次に、ゲルシフトアッセイを行ったところ、21塩基配列をプローブとした時には、HUT102、Jurkatとも、0.2M、0.3M、1M KCl分画にDNA結合活性が認められた。NF-κB配列をプローブとした時には、HUT102の0.1M、0.2M、0.3M、1M KClの全分画にDNA結合活性が認められたが、Jurkatの各分画にはDNA結合活性は認められなかった。

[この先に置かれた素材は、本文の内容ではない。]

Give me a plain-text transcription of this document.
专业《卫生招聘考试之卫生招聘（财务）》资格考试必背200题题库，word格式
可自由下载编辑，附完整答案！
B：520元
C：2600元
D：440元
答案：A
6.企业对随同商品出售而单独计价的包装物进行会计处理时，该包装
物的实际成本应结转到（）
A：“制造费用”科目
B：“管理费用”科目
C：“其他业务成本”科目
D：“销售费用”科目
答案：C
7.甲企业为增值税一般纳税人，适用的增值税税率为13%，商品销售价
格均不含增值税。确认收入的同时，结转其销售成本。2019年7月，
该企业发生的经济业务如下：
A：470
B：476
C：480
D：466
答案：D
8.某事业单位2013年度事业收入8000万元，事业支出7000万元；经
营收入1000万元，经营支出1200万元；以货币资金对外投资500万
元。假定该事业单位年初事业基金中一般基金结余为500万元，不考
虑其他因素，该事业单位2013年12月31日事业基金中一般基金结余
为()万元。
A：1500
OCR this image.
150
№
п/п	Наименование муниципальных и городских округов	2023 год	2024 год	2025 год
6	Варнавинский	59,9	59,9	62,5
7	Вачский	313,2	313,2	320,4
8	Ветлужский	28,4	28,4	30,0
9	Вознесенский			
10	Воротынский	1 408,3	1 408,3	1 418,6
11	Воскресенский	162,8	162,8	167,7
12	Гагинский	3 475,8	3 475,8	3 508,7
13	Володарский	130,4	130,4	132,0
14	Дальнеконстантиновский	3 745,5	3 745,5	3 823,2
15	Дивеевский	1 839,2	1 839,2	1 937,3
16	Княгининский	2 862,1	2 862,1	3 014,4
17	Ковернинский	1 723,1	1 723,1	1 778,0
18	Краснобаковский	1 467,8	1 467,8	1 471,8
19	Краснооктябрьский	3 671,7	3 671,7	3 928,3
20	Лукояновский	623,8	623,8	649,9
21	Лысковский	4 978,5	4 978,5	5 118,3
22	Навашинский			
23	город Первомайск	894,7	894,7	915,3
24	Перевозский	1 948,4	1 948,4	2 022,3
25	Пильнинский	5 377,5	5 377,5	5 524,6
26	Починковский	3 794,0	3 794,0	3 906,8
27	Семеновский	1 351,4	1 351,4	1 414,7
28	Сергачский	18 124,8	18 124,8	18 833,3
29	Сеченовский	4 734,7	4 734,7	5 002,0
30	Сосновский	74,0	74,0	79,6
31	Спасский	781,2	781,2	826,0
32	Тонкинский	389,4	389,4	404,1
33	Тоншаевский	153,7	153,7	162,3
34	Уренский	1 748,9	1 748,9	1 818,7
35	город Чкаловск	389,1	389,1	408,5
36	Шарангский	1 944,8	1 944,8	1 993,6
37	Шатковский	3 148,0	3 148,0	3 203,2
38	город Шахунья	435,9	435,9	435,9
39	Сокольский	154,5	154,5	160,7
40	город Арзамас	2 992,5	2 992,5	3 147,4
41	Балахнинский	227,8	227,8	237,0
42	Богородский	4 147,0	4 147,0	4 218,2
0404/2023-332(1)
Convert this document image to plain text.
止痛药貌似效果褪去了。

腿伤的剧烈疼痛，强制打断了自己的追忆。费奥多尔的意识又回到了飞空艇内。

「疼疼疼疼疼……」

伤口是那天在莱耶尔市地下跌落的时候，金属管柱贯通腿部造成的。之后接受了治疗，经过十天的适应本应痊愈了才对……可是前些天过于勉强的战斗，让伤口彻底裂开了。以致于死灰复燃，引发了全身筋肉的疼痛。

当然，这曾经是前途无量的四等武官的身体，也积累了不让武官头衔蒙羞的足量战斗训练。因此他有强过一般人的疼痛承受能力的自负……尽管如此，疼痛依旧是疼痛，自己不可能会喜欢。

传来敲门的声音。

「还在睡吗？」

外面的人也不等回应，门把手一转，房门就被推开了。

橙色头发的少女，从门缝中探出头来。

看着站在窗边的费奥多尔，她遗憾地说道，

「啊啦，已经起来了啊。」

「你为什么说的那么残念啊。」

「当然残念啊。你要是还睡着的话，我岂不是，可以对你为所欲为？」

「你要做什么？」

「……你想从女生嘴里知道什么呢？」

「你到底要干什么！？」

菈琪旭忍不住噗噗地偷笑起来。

さらに、これらの各分画をin vitro転写系に加えたところ、HUT102の0.2M、0.3M KCl分画は、21塩基配列、NF-κB配列をそれぞれエンハンサーとして持つ鋳型DNAの転写を活性化したが、Jurkatの0.2M、0.3M KCl分画には、転写活性化能は、認められなかった。また、HUT102、Jurkat双方の1M KCl分画は、どちらのエンハンサーの転写も抑制することより、1M KCl分画には、細胞非特異的な転写抑制因子が含まれると考えられた。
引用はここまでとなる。